Мягкая волна укачивала. Он отогнал от себя тихо подкрадывающуюся дрему и поплыл к берегу, оставляя за собой фосфоресцирующий след. Внизу были многие метры воды, бездна. На секунду стало неуютно. Что, если схватит судорога? Но нет, он не испугался. И даже подумал о том, что страх перед ночным морем, перед ураганом, грозой возникает лишь у того, кто забывает, что сам он — частица огромного мира, что из бесконечности он пришел и в бесконечность уйдет. И это естественно и так же нормально и неотвратимо, как смена времен года. Сколько сотен, тысяч людей когда-то, в разные времена и эпохи так же, как он сейчас, могли купаться здесь ночью, смотреть на гору, думать о своих любимых — тогда милых, прекрасных и необычайно реальных, а теперь уже ушедших в небытие. Но уходят ли любимые в небытие? Не возрождаются ли они вновь и вновь в других обликах и под другими именами? Ведь сама жизнь бесконечна. Она та же природа, та же стихия, как море, в волнах которого он сейчас плыл.

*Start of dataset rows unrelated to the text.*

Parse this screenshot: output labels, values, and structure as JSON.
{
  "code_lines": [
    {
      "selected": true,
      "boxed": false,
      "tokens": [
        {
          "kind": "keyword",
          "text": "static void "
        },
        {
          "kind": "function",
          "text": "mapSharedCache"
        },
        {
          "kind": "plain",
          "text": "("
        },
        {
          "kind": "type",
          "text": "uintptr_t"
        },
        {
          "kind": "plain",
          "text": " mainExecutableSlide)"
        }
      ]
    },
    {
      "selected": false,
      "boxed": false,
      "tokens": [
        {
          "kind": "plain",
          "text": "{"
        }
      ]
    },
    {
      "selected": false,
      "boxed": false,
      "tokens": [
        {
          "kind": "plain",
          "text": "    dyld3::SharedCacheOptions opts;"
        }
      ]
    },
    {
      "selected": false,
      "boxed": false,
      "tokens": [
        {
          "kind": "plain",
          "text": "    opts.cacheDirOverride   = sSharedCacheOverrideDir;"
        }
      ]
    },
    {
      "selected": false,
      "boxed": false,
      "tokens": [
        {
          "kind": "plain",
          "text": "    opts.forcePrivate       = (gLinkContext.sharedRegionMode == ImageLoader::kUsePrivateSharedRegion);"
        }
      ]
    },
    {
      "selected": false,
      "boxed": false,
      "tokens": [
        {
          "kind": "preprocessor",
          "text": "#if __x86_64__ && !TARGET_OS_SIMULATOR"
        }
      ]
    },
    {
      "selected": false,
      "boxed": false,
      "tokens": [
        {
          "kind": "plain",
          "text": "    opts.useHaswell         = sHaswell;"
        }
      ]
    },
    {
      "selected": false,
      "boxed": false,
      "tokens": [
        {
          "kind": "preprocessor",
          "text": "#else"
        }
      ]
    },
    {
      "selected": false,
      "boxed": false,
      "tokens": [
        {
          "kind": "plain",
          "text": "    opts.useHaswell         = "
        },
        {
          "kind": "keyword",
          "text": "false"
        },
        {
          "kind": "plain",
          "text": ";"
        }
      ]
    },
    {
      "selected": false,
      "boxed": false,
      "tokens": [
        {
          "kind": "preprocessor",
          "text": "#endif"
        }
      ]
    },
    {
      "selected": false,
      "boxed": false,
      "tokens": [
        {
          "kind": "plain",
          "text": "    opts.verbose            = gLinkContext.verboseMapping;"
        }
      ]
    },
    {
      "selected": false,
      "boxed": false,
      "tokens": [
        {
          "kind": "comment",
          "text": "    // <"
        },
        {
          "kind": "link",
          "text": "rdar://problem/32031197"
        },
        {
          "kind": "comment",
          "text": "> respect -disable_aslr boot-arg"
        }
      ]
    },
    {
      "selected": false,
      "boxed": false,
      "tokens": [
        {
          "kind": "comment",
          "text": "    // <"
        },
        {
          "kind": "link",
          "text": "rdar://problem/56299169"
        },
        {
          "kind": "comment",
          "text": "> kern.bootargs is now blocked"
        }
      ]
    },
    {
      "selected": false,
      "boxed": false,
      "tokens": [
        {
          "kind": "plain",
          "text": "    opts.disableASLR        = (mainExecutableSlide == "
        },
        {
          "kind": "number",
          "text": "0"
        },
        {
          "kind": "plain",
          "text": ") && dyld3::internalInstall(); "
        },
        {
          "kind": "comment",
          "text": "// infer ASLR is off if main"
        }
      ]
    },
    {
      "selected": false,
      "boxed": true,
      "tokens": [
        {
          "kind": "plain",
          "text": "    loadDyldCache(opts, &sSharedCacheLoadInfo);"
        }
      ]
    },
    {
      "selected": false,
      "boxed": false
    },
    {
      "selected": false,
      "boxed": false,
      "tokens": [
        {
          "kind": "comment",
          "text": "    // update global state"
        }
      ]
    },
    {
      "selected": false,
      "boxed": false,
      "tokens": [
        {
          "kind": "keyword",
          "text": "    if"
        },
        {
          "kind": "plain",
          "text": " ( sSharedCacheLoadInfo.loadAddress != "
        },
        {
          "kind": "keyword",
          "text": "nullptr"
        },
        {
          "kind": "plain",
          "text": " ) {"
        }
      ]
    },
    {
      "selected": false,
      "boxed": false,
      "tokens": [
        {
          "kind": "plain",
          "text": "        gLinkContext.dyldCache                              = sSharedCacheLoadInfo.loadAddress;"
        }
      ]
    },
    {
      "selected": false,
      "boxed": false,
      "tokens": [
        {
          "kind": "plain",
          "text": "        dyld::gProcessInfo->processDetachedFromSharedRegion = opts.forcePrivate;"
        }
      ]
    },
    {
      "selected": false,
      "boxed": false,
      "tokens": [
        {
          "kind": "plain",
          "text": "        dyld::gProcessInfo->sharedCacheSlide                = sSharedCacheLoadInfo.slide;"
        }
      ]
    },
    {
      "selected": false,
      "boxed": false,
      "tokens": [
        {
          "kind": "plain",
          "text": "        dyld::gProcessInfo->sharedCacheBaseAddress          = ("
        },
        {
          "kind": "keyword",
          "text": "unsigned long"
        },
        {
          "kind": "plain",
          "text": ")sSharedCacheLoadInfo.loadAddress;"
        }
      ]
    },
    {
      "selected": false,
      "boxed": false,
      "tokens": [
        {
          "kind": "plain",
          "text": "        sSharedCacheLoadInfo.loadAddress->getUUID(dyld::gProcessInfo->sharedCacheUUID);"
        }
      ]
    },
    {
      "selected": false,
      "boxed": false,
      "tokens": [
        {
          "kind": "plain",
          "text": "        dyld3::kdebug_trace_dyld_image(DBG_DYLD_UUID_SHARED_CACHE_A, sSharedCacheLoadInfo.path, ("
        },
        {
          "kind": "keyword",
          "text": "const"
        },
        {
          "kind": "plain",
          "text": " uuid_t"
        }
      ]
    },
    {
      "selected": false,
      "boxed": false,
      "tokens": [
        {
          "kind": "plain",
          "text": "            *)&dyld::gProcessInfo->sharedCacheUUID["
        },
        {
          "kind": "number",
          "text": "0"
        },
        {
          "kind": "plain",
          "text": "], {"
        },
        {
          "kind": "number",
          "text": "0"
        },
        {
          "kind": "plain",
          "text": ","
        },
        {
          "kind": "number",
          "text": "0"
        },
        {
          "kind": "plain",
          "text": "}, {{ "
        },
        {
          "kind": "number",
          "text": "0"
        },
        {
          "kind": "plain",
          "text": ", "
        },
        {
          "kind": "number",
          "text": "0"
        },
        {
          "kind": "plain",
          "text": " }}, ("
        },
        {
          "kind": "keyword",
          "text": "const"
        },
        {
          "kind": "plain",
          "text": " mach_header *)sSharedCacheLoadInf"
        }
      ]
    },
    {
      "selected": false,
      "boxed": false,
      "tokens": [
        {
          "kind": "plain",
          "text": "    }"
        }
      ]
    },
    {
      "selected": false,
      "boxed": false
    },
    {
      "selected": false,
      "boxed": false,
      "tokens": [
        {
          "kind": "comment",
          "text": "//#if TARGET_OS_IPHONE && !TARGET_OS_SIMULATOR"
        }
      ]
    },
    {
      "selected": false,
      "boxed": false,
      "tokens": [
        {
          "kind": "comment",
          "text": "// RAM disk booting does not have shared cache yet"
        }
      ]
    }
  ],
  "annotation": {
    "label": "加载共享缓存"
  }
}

В темноте сбился с направления и долго разыскивал свою одежду. Это было необъяснимо, но факт оставался фактом: одежда, которую Владимир только что оставил на берегу, исчезла, точно испарилась. Сомневаться уже не приходилось. А главное — что станется с письмом? Правда, Людмила объяснила, что, попади оно в чужие руки, все равно никто ничего не поймет — шифр. Но все равно случившееся было настоящей бедой. Так ли, иначе ли, но ситуация была до того нелепой, что звезды, глядя на все это из своего холодного далека, могли лишь смеяться. Оказывается, как мало нужно, чтобы лишить человека возможности двигаться, действовать, совершать дела великие или малые. Лишите его одежды — и всех трудов!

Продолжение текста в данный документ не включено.